La proposta di mozione è adesso nel calendario della Camera dei deputati che dovrebbe discuterne da lunedì 17 luglio. Molto dipenderà dalla pressione che continueranno a fare associazioni movimenti verso i parlamentari perché votino secondo coscienza e non secondo le indicazioni di scuderia. La mozione capofila è stata presentata da Giulio Marcon di Sinistra italiana, ma porta le firme anche di deputati del Pd , Davide Mattiello, e di Democrazia solidale (Centro), Mario Sberna e Mario Marazziti. Altre mozioni sono state depositate dai gruppi Mdp e M5S, ma altre sono state annunciate, a cominciare dal Pd. Una mozione da bocciare o depotenziare con inviti generici alla pacificazione non si nega a nessuno, eppure la discussione potrebbe prendere una piega inaspettata vista la questione cruciale del rispetto della Costituzione e della legge 185 del 90 che vieta di inviare armi a Paesi che sono in guerra e/o non rispettano i diritti umani.
Alla vigilia di questa discussione, giovedì 13 luglio, la presidente della Camera Laura Boldrini ha incontrato Cinzia Guata, altra portavoce del Comitato per la riconversione della Rwm, accompagnata dal professor Massimo Toschi, storico esponente del movimento per la pace, e da una delegazione di esponenti di Banca etica, Oxfam, Rete Disarmo e Movimento dei Focolari.
La scelta della terza carica dello Stato si pone in continuità con la pratica dell’ascolto verso istanze della società civile solitamente tacitate nell’agenda giornaliera dei media prevalenti e che sembrano orientare l’attenzione di un’opinione pubblica che sembra distratta e indifferente.

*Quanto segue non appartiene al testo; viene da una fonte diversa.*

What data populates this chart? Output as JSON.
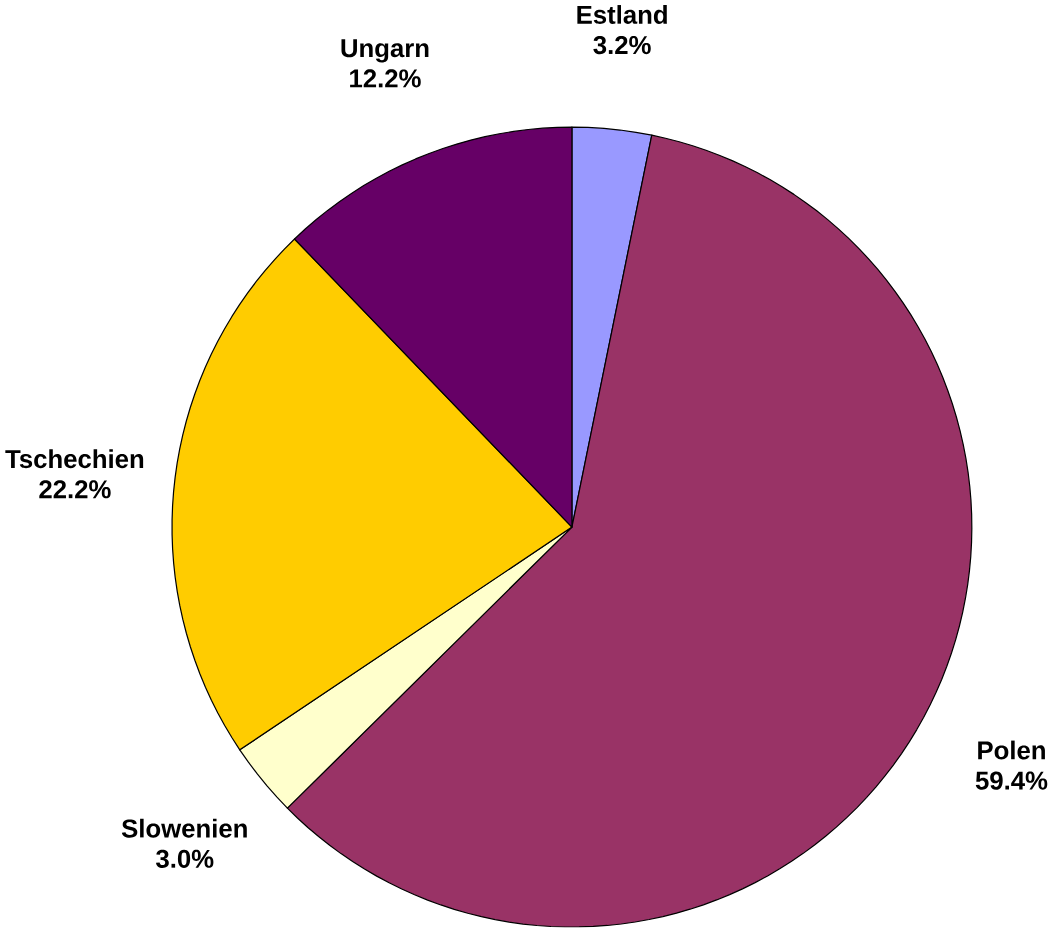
{
  "chart_data": {
    "type": "pie",
    "categories": [
      "Estland",
      "Polen",
      "Slowenien",
      "Tschechien",
      "Ungarn"
    ],
    "values": [
      3.2,
      59.4,
      3.0,
      22.2,
      12.2
    ],
    "colors": [
      "#9999ff",
      "#993366",
      "#ffffcc",
      "#ffcc00",
      "#660066"
    ],
    "value_labels": [
      "3.2%",
      "59.4%",
      "3.0%",
      "22.2%",
      "12.2%"
    ]
  }
}
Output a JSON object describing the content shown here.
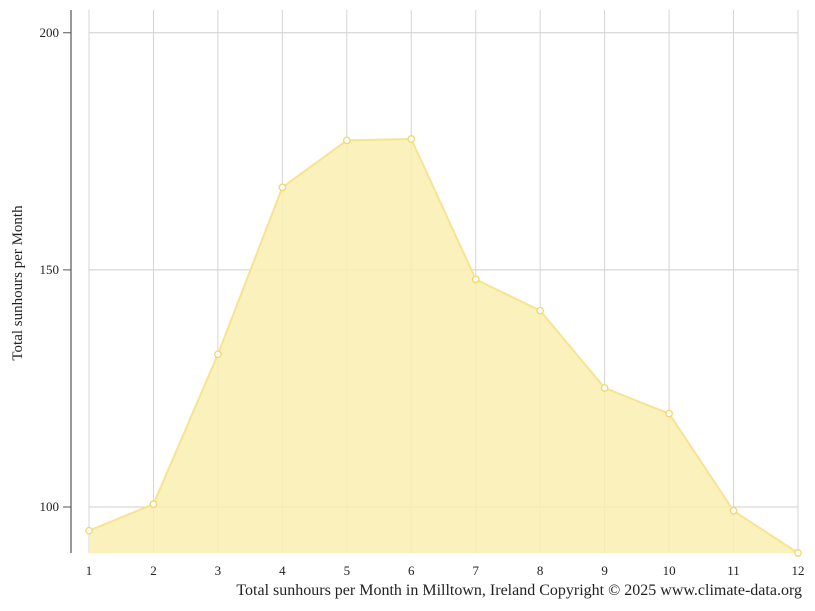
{
  "chart_data": {
    "type": "area",
    "x": [
      1,
      2,
      3,
      4,
      5,
      6,
      7,
      8,
      9,
      10,
      11,
      12
    ],
    "series": [
      {
        "values": [
          95.0,
          100.6,
          132.2,
          167.4,
          177.3,
          177.6,
          148.0,
          141.4,
          125.1,
          119.7,
          99.2,
          90.3
        ]
      }
    ],
    "ylabel": "Total sunhours per Month",
    "xlabel": "",
    "caption": "Total sunhours per Month in Milltown, Ireland Copyright © 2025 www.climate-data.org",
    "yticks": [
      100,
      150,
      200
    ],
    "xticks": [
      1,
      2,
      3,
      4,
      5,
      6,
      7,
      8,
      9,
      10,
      11,
      12
    ],
    "ylim": [
      90.3,
      204.8
    ],
    "grid": true,
    "fill_color": "#f9eeb0",
    "line_color": "#f7e48f",
    "marker_color": "#f2d86a"
  }
}
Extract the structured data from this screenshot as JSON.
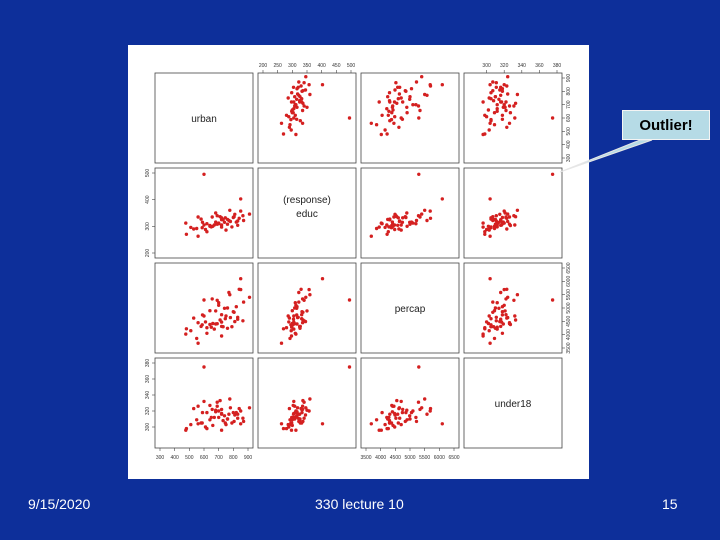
{
  "slide": {
    "date": "9/15/2020",
    "footer_title": "330 lecture 10",
    "page_number": "15",
    "background_color": "#0d2f9a"
  },
  "callout": {
    "text": "Outlier!",
    "color": "#b6dbe6"
  },
  "chart_data": {
    "type": "scatter",
    "kind": "scatterplot-matrix",
    "point_color": "#d42020",
    "variables": [
      {
        "name": "urban",
        "label": "urban",
        "range": [
          300,
          900
        ],
        "ticks": [
          "300",
          "400",
          "500",
          "600",
          "700",
          "800",
          "900"
        ]
      },
      {
        "name": "educ",
        "label": "educ",
        "note": "(response)",
        "range": [
          200,
          500
        ],
        "ticks": [
          "200",
          "300",
          "400",
          "500"
        ]
      },
      {
        "name": "percap",
        "label": "percap",
        "range": [
          3500,
          6500
        ],
        "ticks": [
          "3500",
          "4000",
          "4500",
          "5000",
          "5500",
          "6000",
          "6500"
        ]
      },
      {
        "name": "under18",
        "label": "under18",
        "range": [
          280,
          380
        ],
        "ticks": [
          "300",
          "320",
          "340",
          "360",
          "380"
        ]
      }
    ],
    "top_axis_ticks": {
      "educ": [
        "200",
        "250",
        "300",
        "350",
        "400",
        "450",
        "500",
        "550"
      ],
      "under18": [
        "300",
        "320",
        "340",
        "360",
        "380"
      ]
    },
    "right_axis_ticks": {
      "urban": [
        "300",
        "400",
        "500",
        "600",
        "700",
        "800",
        "900"
      ],
      "percap": [
        "3500",
        "4000",
        "4500",
        "5000",
        "5500",
        "6000",
        "6500"
      ]
    },
    "observations": [
      [
        476,
        312,
        4020,
        296
      ],
      [
        588,
        295,
        4370,
        305
      ],
      [
        760,
        326,
        4240,
        310
      ],
      [
        650,
        298,
        4280,
        312
      ],
      [
        720,
        325,
        4310,
        316
      ],
      [
        610,
        288,
        4480,
        300
      ],
      [
        830,
        304,
        4580,
        316
      ],
      [
        560,
        263,
        3680,
        304
      ],
      [
        710,
        336,
        4550,
        333
      ],
      [
        780,
        318,
        4640,
        324
      ],
      [
        680,
        350,
        4890,
        321
      ],
      [
        740,
        315,
        4990,
        314
      ],
      [
        800,
        333,
        4860,
        318
      ],
      [
        690,
        340,
        5290,
        331
      ],
      [
        870,
        322,
        5220,
        307
      ],
      [
        480,
        270,
        4220,
        298
      ],
      [
        530,
        290,
        4620,
        323
      ],
      [
        820,
        316,
        5050,
        318
      ],
      [
        910,
        346,
        5400,
        324
      ],
      [
        640,
        300,
        4900,
        309
      ],
      [
        750,
        286,
        4700,
        303
      ],
      [
        560,
        335,
        4450,
        326
      ],
      [
        700,
        312,
        5100,
        320
      ],
      [
        620,
        280,
        4260,
        298
      ],
      [
        840,
        330,
        5700,
        323
      ],
      [
        770,
        322,
        5580,
        316
      ],
      [
        590,
        315,
        4740,
        318
      ],
      [
        660,
        300,
        4420,
        302
      ],
      [
        730,
        325,
        4300,
        308
      ],
      [
        810,
        345,
        4490,
        315
      ],
      [
        510,
        296,
        4150,
        303
      ],
      [
        850,
        357,
        5690,
        320
      ],
      [
        670,
        305,
        4210,
        312
      ],
      [
        720,
        297,
        3950,
        296
      ],
      [
        790,
        298,
        4300,
        305
      ],
      [
        600,
        305,
        4700,
        332
      ],
      [
        700,
        310,
        5200,
        312
      ],
      [
        760,
        308,
        5000,
        310
      ],
      [
        550,
        292,
        3860,
        309
      ],
      [
        830,
        320,
        4650,
        311
      ],
      [
        680,
        316,
        4400,
        319
      ],
      [
        640,
        303,
        4380,
        327
      ],
      [
        720,
        305,
        4470,
        317
      ],
      [
        580,
        327,
        4310,
        305
      ],
      [
        805,
        336,
        4840,
        307
      ],
      [
        745,
        332,
        4600,
        305
      ],
      [
        690,
        308,
        4410,
        326
      ],
      [
        620,
        310,
        4050,
        318
      ],
      [
        865,
        340,
        4520,
        311
      ],
      [
        776,
        360,
        5500,
        335
      ],
      [
        656,
        335,
        5340,
        322
      ],
      [
        720,
        332,
        4750,
        322
      ],
      [
        850,
        403,
        6100,
        304
      ],
      [
        600,
        495,
        5300,
        375
      ]
    ]
  }
}
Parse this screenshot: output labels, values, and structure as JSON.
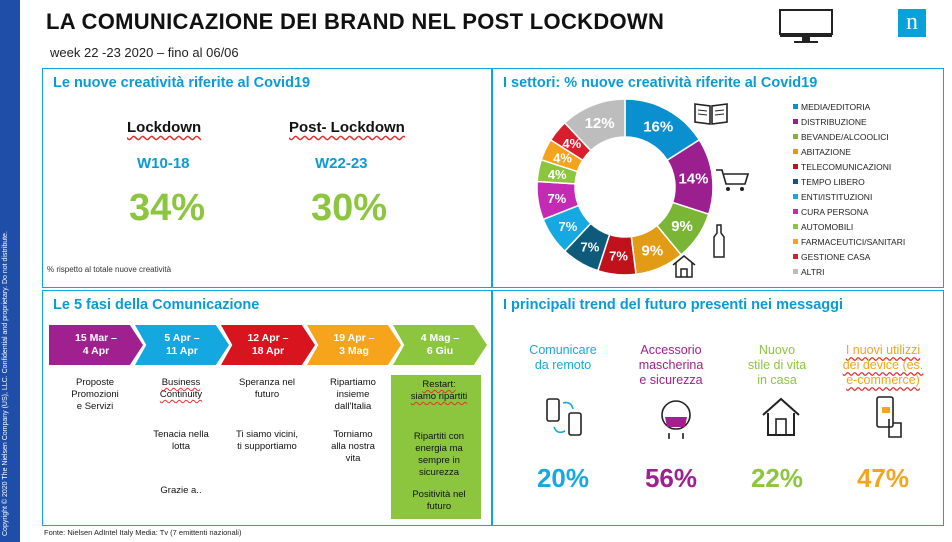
{
  "sidebar_text": "Copyright © 2020 The Nielsen Company (US), LLC. Confidential and proprietary. Do not distribute.",
  "title": "LA COMUNICAZIONE DEI BRAND NEL POST LOCKDOWN",
  "subtitle": "week 22 -23 2020 – fino al 06/06",
  "logo_letter": "n",
  "icons": {
    "monitor": "monitor-icon",
    "logo": "nielsen-logo",
    "book": "book-icon",
    "cart": "cart-icon",
    "bottle": "bottle-icon",
    "house": "house-icon",
    "phones": "phones-icon",
    "mask": "mask-face-icon",
    "home": "home-icon",
    "tap": "phone-tap-icon"
  },
  "panel1": {
    "title": "Le nuove creatività riferite al Covid19",
    "lockdown": {
      "label": "Lockdown",
      "week": "W10-18",
      "pct": "34%"
    },
    "post": {
      "label": "Post- Lockdown",
      "week": "W22-23",
      "pct": "30%"
    },
    "note": "% rispetto al totale nuove creatività"
  },
  "panel2": {
    "title": "I settori: % nuove creatività riferite al Covid19",
    "chart_data": {
      "type": "pie",
      "title": "I settori: % nuove creatività riferite al Covid19",
      "categories": [
        "MEDIA/EDITORIA",
        "DISTRIBUZIONE",
        "BEVANDE/ALCOOLICI",
        "ABITAZIONE",
        "TELECOMUNICAZIONI",
        "TEMPO LIBERO",
        "ENTI/ISTITUZIONI",
        "CURA PERSONA",
        "AUTOMOBILI",
        "FARMACEUTICI/SANITARI",
        "GESTIONE CASA",
        "ALTRI"
      ],
      "values": [
        16,
        14,
        9,
        9,
        7,
        7,
        7,
        7,
        4,
        4,
        4,
        12
      ],
      "labels": [
        "16%",
        "14%",
        "9%",
        "9%",
        "7%",
        "7%",
        "7%",
        "7%",
        "4%",
        "4%",
        "4%",
        "12%"
      ],
      "colors": [
        "#0a8fcf",
        "#9b1f8f",
        "#7ab536",
        "#e19b14",
        "#c1121c",
        "#0d5a7a",
        "#16a8e0",
        "#c42ab4",
        "#8cc63f",
        "#f5a31c",
        "#d81e2c",
        "#bdbdbd"
      ],
      "legend_position": "right"
    }
  },
  "panel3": {
    "title": "Le 5 fasi della Comunicazione",
    "phases": [
      {
        "date": "15 Mar –\n4 Apr",
        "color": "#a0208f",
        "texts": [
          "Proposte\nPromozioni\ne Servizi"
        ]
      },
      {
        "date": "5 Apr –\n11 Apr",
        "color": "#15a7e0",
        "texts": [
          "Business\nContinuity",
          "Tenacia nella\nlotta",
          "Grazie a.."
        ]
      },
      {
        "date": "12 Apr –\n18 Apr",
        "color": "#d8141e",
        "texts": [
          "Speranza nel\nfuturo",
          "Ti siamo vicini,\nti supportiamo"
        ]
      },
      {
        "date": "19 Apr –\n3 Mag",
        "color": "#f5a41c",
        "texts": [
          "Ripartiamo\ninsieme\ndall'Italia",
          "Torniamo\nalla nostra\nvita"
        ]
      },
      {
        "date": "4 Mag –\n6 Giu",
        "color": "#8cc63f",
        "texts": [
          "Restart:\nsiamo ripartiti",
          "Ripartiti con\nenergia ma\nsempre in\nsicurezza",
          "Positività nel\nfuturo"
        ]
      }
    ]
  },
  "panel4": {
    "title": "I principali trend del futuro presenti nei messaggi",
    "trends": [
      {
        "label": "Comunicare\nda remoto",
        "pct": "20%",
        "color": "#16a8e0"
      },
      {
        "label": "Accessorio\nmascherina\ne sicurezza",
        "pct": "56%",
        "color": "#a0208f"
      },
      {
        "label": "Nuovo\nstile di vita\nin casa",
        "pct": "22%",
        "color": "#8cc63f"
      },
      {
        "label": "I nuovi utilizzi\ndei device (es.\ne-commerce)",
        "pct": "47%",
        "color": "#f5a41c"
      }
    ]
  },
  "footer": "Fonte: Nielsen AdIntel Italy     Media: Tv (7 emittenti nazionali)"
}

Come ha detto il direttore di Avvenire, Marco Tarquinio, intervenendo alla conferenza stampa del 21 giugno, è inaccettabile che si possa sparare sulla popolazione civile come avviene nello Yemen e che in particolare questo avvenga con armi che partono dall’Italia. Il quotidiano della Cei ha dato risalto alla manifestazione di Iglesias e alle iniziative sulla riconversione produttiva della Rwm, dando spazio anche alle notizie provenienti dal disastro in corso nello Yemen colpito anche da un’epidemia di colera. Una presa di posizione coraggiosa che non può ignorare le troppe responsabilità e omissioni che il caso della produzione di bombe in Sardegna fa emergere.